Even Facebook – whose chief executive, Mark Zuckerberg, has vocally opposed fact-checking political speech – has succumbed to pressure, including an advertiser boycott, to take action. It recently removed from Trump’s official account a post containing a video clip from an interview in which Trump claims that children are “almost immune” to COVID-19.

But social media platforms should hardly bear all of the responsibility for protecting the public from misinformation. News outlets must also serve as reliable bastions of credible information.

Personal or professional responsibility may not be enough. In Rwanda, it is illegal for any authority to provide advice that has the potential to harm those who follow it. This should be true everywhere, with both leaders who offer such advice and the media who amplify it having to answer to the justice system.

But the issue extends beyond advice that directly threatens lives, such as inaccurate public-health information. The communication of information can also reinforce false assumptions that contribute to social injustice.
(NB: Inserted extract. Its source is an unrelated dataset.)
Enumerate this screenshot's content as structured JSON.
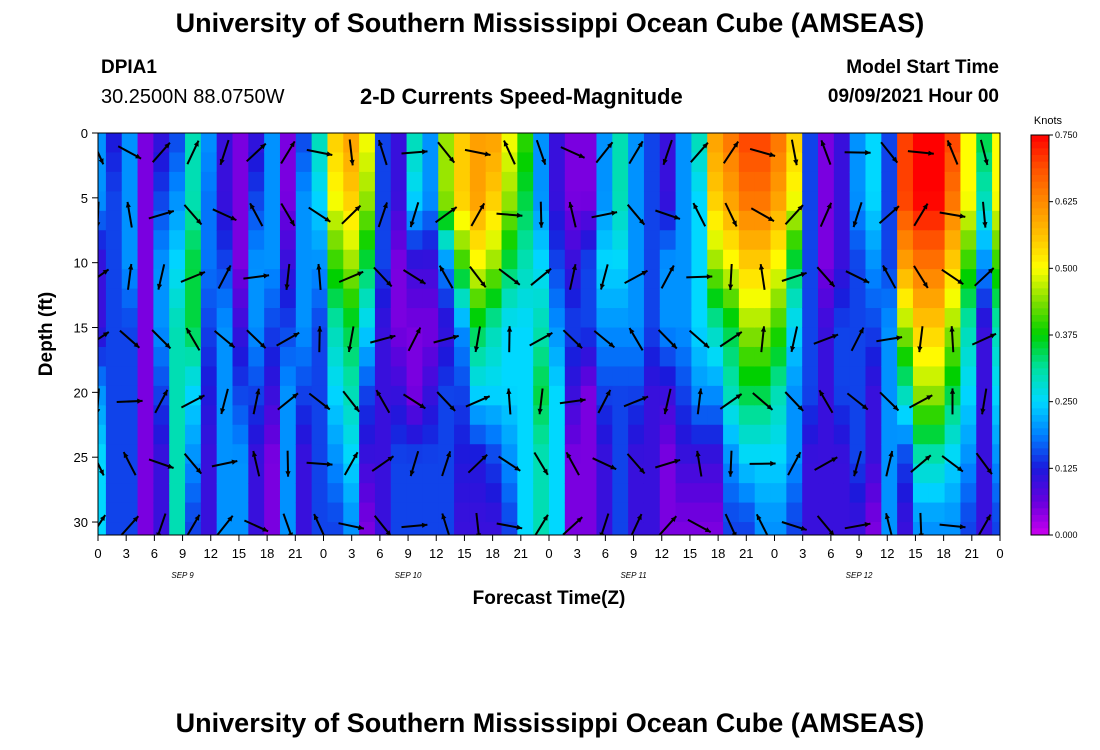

British media, for example, have rightly been criticized for stories or videos praising frontline health workers that feature only white people, even though 44% of National Health Service workers come from BAME backgrounds. In many countries, media have published China-centered conspiracy theories about the pandemic, hurting Chinese – and, indeed, Asian – communities all over the world.

The way authority figures such as media and political leaders communicate with the public can save or endanger lives, and it can challenge or reinforce injustice. Rwanda and all too few other countries, most notably New Zealand, have shown that in combating COVID-19, innovative, inclusive, and science-backed communication is the most powerful tool we have.

Laura Wotton is Communications, Marketing, and Public Relations Manager at the University of Global Health Equity.

Agnes Binagwaho, Rwanda’s former minister of health, is Professor and Vice Chancellor of the University of Global Health Equity.